Penso che mia figlia come tutti i piccolissimi sia davanti a un bivio: questo sistema così come lo abbiamo pensato deve collassare, prima collassa meglio sarà per loro. È paradossale, radicale, ma d’altronde un filosofo non è un politico, non è uno scienziato e talvolta ha il lusso della verità”.
Ha scritto molti libri che toccano temi di ambiente ed ecologia. L’ultimo, “Quattro capanne“, tratta di semplicità, di ritorno a una vita più semplice. Questo contrasta con il modello che ci viene proposto tutti i giorni. Posto che tornare ‘nella capanna’ è una cosa che non tutti possono permettersi, quale può essere una semplicità ‘sostenibile’, sia in senso ambientale sia in senso di ‘sopportabile’ per le nostre abitudini e la nostra cultura?
“Ovviamente la capanna è una metafora, anche se quelle di cui parlo nel libro sono realmente esistite. Ha a che fare con l’idea che purtroppo il futuro non sarà solo il tanto simpatico less is more, a cui ci ha abituato la speculazione architettonica, ma che togliere sarà molto più importante che riempire e saremo più felici, più ricchi e avremo progresso sulla base di quante saranno le cose di cui riusciremo a fare a meno, e non sulla base di quante cose avremo. Perché il sistema sta collassando da un pezzo, basta guardare al costo dei materiali, al prezzo di una risma di carta, a come sono aumentati i costi della materie prime.
“È tutto già qui.
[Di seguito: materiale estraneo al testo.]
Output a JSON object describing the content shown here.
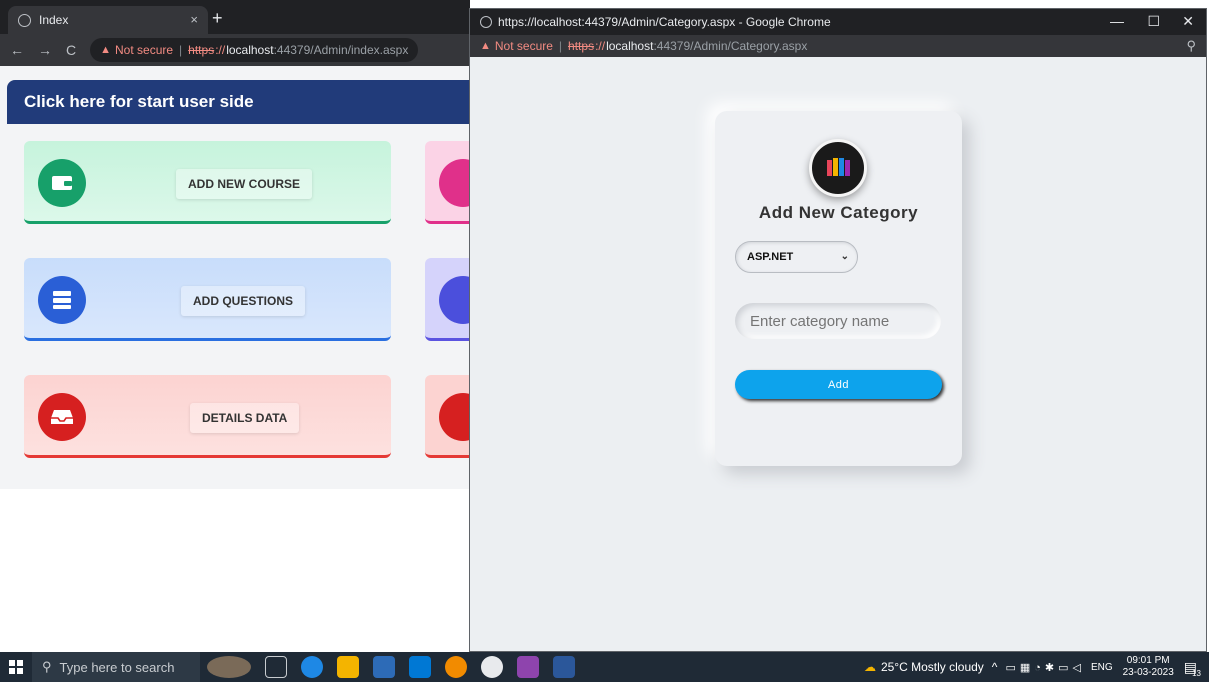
{
  "background_window": {
    "tab_title": "Index",
    "tab_close": "×",
    "new_tab": "+",
    "address": {
      "warning": "Not secure",
      "scheme": "https",
      "host": "localhost",
      "path": ":44379/Admin/index.aspx"
    },
    "banner_text": "Click here for start user side",
    "cards": [
      {
        "label": "ADD NEW COURSE",
        "color": "#17a06a",
        "bg": "#c6f3dc",
        "border": "#17a06a"
      },
      {
        "label": "ADD QUESTIONS",
        "color": "#2a5fd6",
        "bg": "#c8ddfb",
        "border": "#2a6fe0"
      },
      {
        "label": "DETAILS DATA",
        "color": "#d62020",
        "bg": "#fcd3d1",
        "border": "#e53935"
      }
    ]
  },
  "foreground_window": {
    "title": "https://localhost:44379/Admin/Category.aspx - Google Chrome",
    "controls": {
      "minimize": "—",
      "maximize": "☐",
      "close": "✕"
    },
    "address": {
      "warning": "Not secure",
      "scheme": "https",
      "host": "localhost",
      "path": ":44379/Admin/Category.aspx"
    },
    "form": {
      "title": "Add New Category",
      "select_value": "ASP.NET",
      "input_placeholder": "Enter category name",
      "add_button": "Add"
    }
  },
  "taskbar": {
    "search_placeholder": "Type here to search",
    "weather": "25°C Mostly cloudy",
    "language": "ENG",
    "time": "09:01 PM",
    "date": "23-03-2023",
    "notification_count": "13"
  }
}
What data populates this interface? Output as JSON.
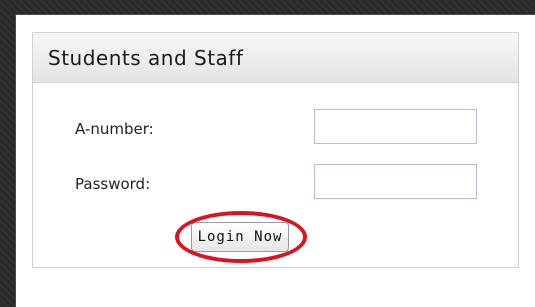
{
  "login_panel": {
    "title": "Students and Staff",
    "anumber_label": "A-number:",
    "anumber_value": "",
    "password_label": "Password:",
    "password_value": "",
    "login_button_label": "Login Now"
  },
  "colors": {
    "highlight_ring": "#e0101e",
    "input_border": "#b9b9ec",
    "panel_border": "#d2d2d2",
    "background": "#2b2b2b"
  }
}
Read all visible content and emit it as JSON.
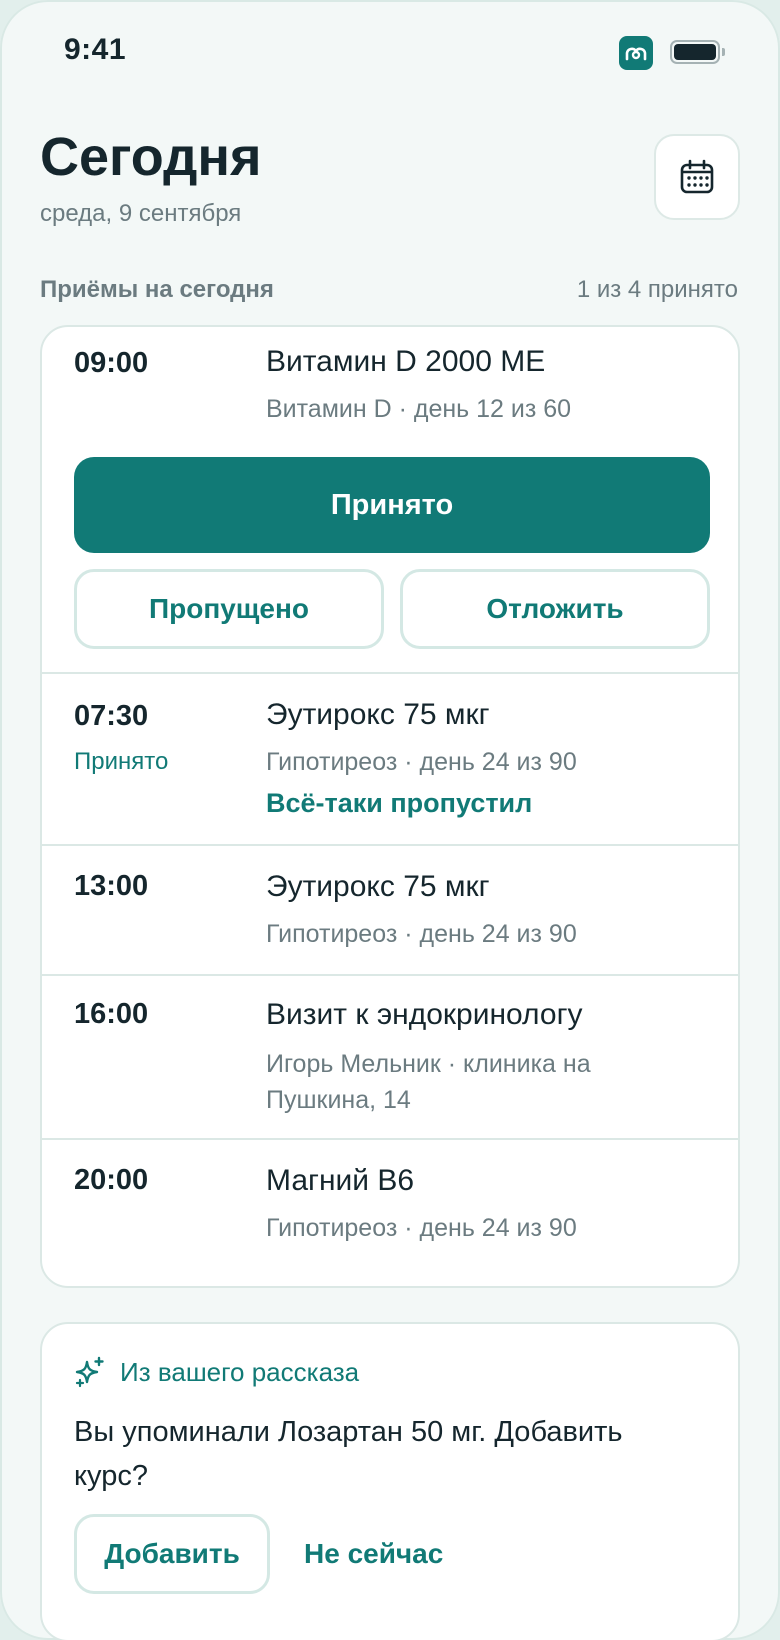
{
  "status_bar": {
    "time": "9:41"
  },
  "header": {
    "title": "Сегодня",
    "date": "среда, 9 сентября",
    "calendar_icon": "calendar-icon"
  },
  "section": {
    "label": "Приёмы на сегодня",
    "count": "1 из 4 принято"
  },
  "active_entry": {
    "time": "09:00",
    "title": "Витамин D 2000 МЕ",
    "subtitle": "Витамин D · день 12 из 60",
    "taken_label": "Принято",
    "missed_label": "Пропущено",
    "postpone_label": "Отложить"
  },
  "entries": [
    {
      "time": "07:30",
      "status": "Принято",
      "title": "Эутирокс 75 мкг",
      "subtitle": "Гипотиреоз · день 24 из 90",
      "link": "Всё-таки пропустил"
    },
    {
      "time": "13:00",
      "title": "Эутирокс 75 мкг",
      "subtitle": "Гипотиреоз · день 24 из 90"
    },
    {
      "time": "16:00",
      "title": "Визит к эндокринологу",
      "subtitle": "Игорь Мельник · клиника на Пушкина, 14"
    },
    {
      "time": "20:00",
      "title": "Магний B6",
      "subtitle": "Гипотиреоз · день 24 из 90"
    }
  ],
  "suggestion": {
    "label": "Из вашего рассказа",
    "icon": "sparkle-icon",
    "text": "Вы упоминали Лозартан 50 мг. Добавить курс?",
    "add_label": "Добавить",
    "later_label": "Не сейчас"
  },
  "colors": {
    "accent": "#117a76",
    "background": "#f3f8f7",
    "text": "#15262d",
    "muted": "#6b7b80"
  }
}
La semplicità è la semplificazione della filosofia, cioè di quante e quali cose abbiamo davvero bisogno. Anche dei bisogni secondari, non parlo solo di bisogni primari. Una cultura che riuscirà a insegnare il minimalismo a tutto tondo sarà una cultura in totale accordo col progresso, anche tecnologico. Non c’è uno iato tra queste due cose, ma l’idea dell’accumulo è finita. Lo abbiamo già visto con lo sharing, per cui la proprietà privata è passata in secondo piano, è iniziata la proprietà collettiva e di condivisione. La semplicità è il paradigma essenziale per cercare di portare avanti l’ecologia. Perché l’ecologia oggi non significa soltanto rispettare l’ambiente, ecologia significa anche avere meno cose, una lista limitata di beni essenziali, avere la capacità di stare nel proprio ambiente senza spostarsi in continuazione, è un programma di ricerca”.
Un filosofo da leggere per il 2022?
“Graham Priest, per imparare a ragionare”.